Upgrade Guide

This is a list of changes introduced in each release that users should be aware of when migrating from older versions. Most changes are carefully designed not to break existing code; however changes that may possibly break them are highlighted with a box.

CuPy v5

cupyx.scipy Namespace

cupyx.scipy namespace has been introduced to provide CUDA-enabled SciPy functions. cupy.sparse module has been renamed to cupyx.scipy.sparse; cupy.sparse will be kept as an alias for backward compatibility.

CuPy v4

Note

The version number has been bumped from v2 to v4 to align with the versioning of Chainer.

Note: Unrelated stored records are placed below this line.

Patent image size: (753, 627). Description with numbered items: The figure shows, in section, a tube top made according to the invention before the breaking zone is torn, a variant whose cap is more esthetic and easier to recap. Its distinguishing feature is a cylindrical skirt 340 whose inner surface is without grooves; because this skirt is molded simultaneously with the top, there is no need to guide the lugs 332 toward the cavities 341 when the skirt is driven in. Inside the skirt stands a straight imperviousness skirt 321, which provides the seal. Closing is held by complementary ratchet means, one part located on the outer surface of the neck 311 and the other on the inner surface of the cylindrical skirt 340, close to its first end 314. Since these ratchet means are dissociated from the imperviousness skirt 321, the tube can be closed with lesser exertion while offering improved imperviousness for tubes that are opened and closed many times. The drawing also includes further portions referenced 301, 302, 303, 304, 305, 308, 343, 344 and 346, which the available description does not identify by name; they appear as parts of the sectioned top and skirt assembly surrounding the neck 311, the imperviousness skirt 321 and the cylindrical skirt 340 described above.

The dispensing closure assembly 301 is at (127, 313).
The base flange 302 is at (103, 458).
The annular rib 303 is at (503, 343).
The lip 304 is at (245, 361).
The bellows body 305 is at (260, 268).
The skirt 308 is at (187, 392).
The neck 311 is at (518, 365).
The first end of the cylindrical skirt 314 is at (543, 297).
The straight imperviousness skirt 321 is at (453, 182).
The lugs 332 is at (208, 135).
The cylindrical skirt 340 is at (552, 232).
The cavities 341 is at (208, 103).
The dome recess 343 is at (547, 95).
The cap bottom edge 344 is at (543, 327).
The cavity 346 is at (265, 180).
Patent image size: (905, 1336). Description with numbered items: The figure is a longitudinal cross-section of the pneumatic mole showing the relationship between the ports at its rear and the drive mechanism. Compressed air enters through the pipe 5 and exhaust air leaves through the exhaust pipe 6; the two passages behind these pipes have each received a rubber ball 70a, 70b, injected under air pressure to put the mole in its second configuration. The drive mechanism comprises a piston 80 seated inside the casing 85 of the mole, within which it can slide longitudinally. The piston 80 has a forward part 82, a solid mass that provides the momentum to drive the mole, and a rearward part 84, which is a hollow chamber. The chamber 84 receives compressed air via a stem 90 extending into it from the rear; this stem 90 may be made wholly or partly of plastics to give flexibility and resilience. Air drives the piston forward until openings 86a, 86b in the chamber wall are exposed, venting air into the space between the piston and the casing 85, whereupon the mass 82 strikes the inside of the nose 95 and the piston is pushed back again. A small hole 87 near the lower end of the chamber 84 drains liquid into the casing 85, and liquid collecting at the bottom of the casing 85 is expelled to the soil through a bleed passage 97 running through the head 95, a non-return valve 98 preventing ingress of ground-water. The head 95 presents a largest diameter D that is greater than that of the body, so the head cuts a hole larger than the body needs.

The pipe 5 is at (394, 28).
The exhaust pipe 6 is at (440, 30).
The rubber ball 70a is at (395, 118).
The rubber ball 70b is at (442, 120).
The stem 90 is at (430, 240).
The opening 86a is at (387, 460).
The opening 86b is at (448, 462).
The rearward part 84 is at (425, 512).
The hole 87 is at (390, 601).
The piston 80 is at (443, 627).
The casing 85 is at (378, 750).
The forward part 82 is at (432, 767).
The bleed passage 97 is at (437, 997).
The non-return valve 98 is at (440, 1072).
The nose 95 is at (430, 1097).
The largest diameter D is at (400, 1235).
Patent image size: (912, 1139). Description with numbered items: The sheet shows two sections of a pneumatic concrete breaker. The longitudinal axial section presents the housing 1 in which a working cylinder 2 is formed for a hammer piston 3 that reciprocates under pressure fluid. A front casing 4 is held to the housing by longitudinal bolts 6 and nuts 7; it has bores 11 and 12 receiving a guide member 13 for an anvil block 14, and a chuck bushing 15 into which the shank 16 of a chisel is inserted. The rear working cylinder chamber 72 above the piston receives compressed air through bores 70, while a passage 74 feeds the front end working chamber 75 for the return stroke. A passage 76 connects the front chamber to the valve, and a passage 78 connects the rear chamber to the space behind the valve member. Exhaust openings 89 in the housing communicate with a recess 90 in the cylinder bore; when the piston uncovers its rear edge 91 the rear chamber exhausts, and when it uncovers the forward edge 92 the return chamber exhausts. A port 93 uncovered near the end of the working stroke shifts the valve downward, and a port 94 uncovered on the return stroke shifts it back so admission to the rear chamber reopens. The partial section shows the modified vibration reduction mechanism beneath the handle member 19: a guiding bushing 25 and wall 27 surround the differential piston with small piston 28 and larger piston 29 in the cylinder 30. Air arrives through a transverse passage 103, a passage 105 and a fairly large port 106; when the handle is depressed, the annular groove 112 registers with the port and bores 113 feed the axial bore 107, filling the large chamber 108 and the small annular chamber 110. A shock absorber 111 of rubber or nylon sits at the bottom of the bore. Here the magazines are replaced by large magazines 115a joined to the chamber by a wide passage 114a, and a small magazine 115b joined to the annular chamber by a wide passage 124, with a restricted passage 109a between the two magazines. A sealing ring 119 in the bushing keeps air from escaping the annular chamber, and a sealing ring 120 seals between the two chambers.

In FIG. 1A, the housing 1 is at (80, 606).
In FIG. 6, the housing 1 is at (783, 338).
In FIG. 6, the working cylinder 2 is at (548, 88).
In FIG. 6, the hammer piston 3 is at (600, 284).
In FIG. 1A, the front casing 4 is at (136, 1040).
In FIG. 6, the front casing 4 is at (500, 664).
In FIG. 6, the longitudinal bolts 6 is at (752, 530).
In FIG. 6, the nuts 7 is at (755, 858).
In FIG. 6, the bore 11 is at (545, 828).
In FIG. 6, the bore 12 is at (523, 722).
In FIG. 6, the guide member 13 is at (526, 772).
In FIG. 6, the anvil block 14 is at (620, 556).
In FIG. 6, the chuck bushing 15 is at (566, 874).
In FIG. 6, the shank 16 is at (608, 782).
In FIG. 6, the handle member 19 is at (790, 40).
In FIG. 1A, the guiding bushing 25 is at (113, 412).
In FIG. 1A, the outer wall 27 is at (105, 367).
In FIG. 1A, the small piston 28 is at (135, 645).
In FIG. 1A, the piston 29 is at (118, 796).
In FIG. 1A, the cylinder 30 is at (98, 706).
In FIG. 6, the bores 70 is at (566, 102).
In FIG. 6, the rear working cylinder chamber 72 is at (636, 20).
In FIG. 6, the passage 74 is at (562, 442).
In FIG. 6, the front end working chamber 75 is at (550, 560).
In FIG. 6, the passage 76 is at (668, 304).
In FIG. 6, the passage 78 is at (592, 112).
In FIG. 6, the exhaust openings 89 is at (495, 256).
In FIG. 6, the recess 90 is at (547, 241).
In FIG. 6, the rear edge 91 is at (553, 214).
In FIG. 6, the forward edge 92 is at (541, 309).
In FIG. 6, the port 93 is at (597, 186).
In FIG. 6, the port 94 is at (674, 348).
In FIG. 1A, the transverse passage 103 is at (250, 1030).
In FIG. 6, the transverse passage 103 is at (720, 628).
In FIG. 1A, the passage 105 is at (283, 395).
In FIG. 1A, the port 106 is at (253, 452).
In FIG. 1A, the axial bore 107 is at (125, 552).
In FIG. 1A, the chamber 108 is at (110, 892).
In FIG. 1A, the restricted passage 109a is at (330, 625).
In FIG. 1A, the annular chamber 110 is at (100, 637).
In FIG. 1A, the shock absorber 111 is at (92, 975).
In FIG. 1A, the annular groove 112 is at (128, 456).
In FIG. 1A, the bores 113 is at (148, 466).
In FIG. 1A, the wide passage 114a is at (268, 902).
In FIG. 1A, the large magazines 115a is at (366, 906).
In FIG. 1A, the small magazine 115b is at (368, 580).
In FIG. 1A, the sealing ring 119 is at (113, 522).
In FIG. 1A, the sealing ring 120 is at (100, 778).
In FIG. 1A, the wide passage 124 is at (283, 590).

Therefore, CuPy v3 does not exist.

Default Memory Pool

Prior to CuPy v4, memory pool was only enabled by default when CuPy is used with Chainer. In CuPy v4, memory pool is now enabled by default, even when you use CuPy without Chainer. The memory pool significantly improves the performance by mitigating the overhead of memory allocation and CPU/GPU synchronization.

Attention

When you monitor GPU memory usage (e.g., using nvidia-smi), you may notice that GPU memory not being freed even after the array instance become out of scope. This is expected behavior, as the default memory pool “caches” the allocated memory blocks.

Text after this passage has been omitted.